6 Temmuz akşamı İstanbulimpro Sahne, anlamlı bir dayanışma konserine ev sahipliği yaptı. Ünlü caz piyanisti Nilüfer Verdi öncülüğünde gerçekleşen bu özel etkinlik, sokak hayvanlarının yaşadığı zorluklara dikkat çekmek ve yardım toplamak amacıyla düzenlendi.

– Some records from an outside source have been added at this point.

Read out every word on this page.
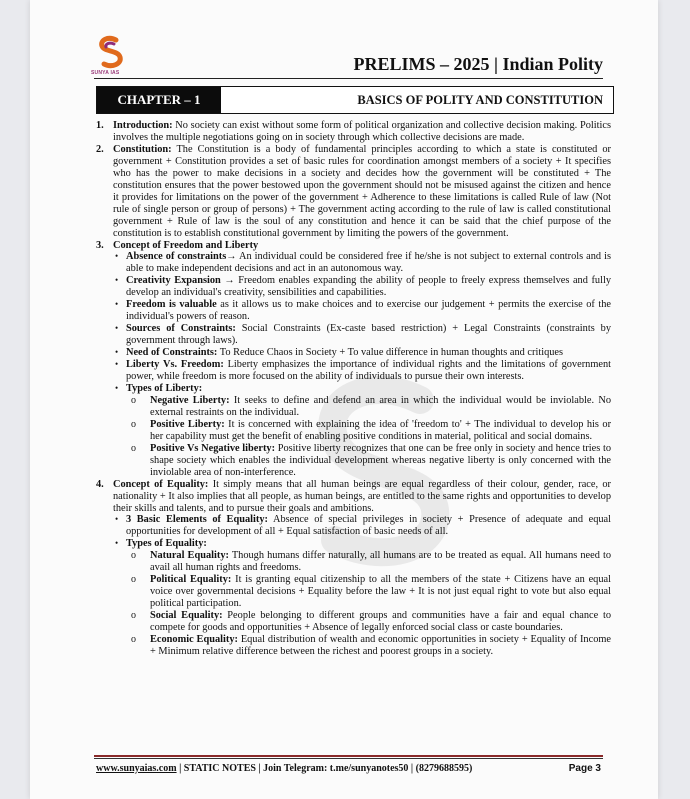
SUNYA IAS	PRELIMS – 2025 | Indian Polity
CHAPTER – 1	BASICS OF POLITY AND CONSTITUTION
1. Introduction: No society can exist without some form of political organization and collective decision making. Politics involves the multiple negotiations going on in society through which collective decisions are made.
2. Constitution: The Constitution is a body of fundamental principles according to which a state is constituted or government + Constitution provides a set of basic rules for coordination amongst members of a society + It specifies who has the power to make decisions in a society and decides how the government will be constituted + The constitution ensures that the power bestowed upon the government should not be misused against the citizen and hence it provides for limitations on the power of the government + Adherence to these limitations is called Rule of law (Not rule of single person or group of persons) + The government acting according to the rule of law is called constitutional government + Rule of law is the soul of any constitution and hence it can be said that the chief purpose of the constitution is to establish constitutional government by limiting the powers of the government.
3. Concept of Freedom and Liberty
• Absence of constraints→ An individual could be considered free if he/she is not subject to external controls and is able to make independent decisions and act in an autonomous way.
• Creativity Expansion → Freedom enables expanding the ability of people to freely express themselves and fully develop an individual's creativity, sensibilities and capabilities.
• Freedom is valuable as it allows us to make choices and to exercise our judgement + permits the exercise of the individual's powers of reason.
• Sources of Constraints: Social Constraints (Ex-caste based restriction) + Legal Constraints (constraints by government through laws).
• Need of Constraints: To Reduce Chaos in Society + To value difference in human thoughts and critiques
• Liberty Vs. Freedom: Liberty emphasizes the importance of individual rights and the limitations of government power, while freedom is more focused on the ability of individuals to pursue their own interests.
• Types of Liberty:
o Negative Liberty: It seeks to define and defend an area in which the individual would be inviolable. No external restraints on the individual.
o Positive Liberty: It is concerned with explaining the idea of 'freedom to' + The individual to develop his or her capability must get the benefit of enabling positive conditions in material, political and social domains.
o Positive Vs Negative liberty: Positive liberty recognizes that one can be free only in society and hence tries to shape society which enables the individual development whereas negative liberty is only concerned with the inviolable area of non-interference.
4. Concept of Equality: It simply means that all human beings are equal regardless of their colour, gender, race, or nationality + It also implies that all people, as human beings, are entitled to the same rights and opportunities to develop their skills and talents, and to pursue their goals and ambitions.
• 3 Basic Elements of Equality: Absence of special privileges in society + Presence of adequate and equal opportunities for development of all + Equal satisfaction of basic needs of all.
• Types of Equality:
o Natural Equality: Though humans differ naturally, all humans are to be treated as equal. All humans need to avail all human rights and freedoms.
o Political Equality: It is granting equal citizenship to all the members of the state + Citizens have an equal voice over governmental decisions + Equality before the law + It is not just equal right to vote but also equal political participation.
o Social Equality: People belonging to different groups and communities have a fair and equal chance to compete for goods and opportunities + Absence of legally enforced social class or caste boundaries.
o Economic Equality: Equal distribution of wealth and economic opportunities in society + Equality of Income + Minimum relative difference between the richest and poorest groups in a society.
www.sunyaias.com | STATIC NOTES | Join Telegram: t.me/sunyanotes50 | (8279688595)	Page 3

“Barınaklar ölüm kampı haline geldi”
Ünlü caz piyanisti Nilüfer Verdi, 6 Temmuz’da İstanbulimpro Sahne’de gerçekleşen dayanışma konserinin çıkış noktası ve duygusal arka planını şu sözlerle anlattı:
“Sokak hayvanlarıyla ilgili büyük sorunlar var. Yaklaşık 23 yıldır eylemler yapıyor, protestolara katılıyor, nöbetler tutuyoruz ama ne yazık ki sonuç alamadık. Katliamlar büyük bir hızla sürüyor ve barınaklar adeta birer ölüm kampına dönüştü. Salgın hastalıklar yaygın, hijyen koşulları çok kötü.”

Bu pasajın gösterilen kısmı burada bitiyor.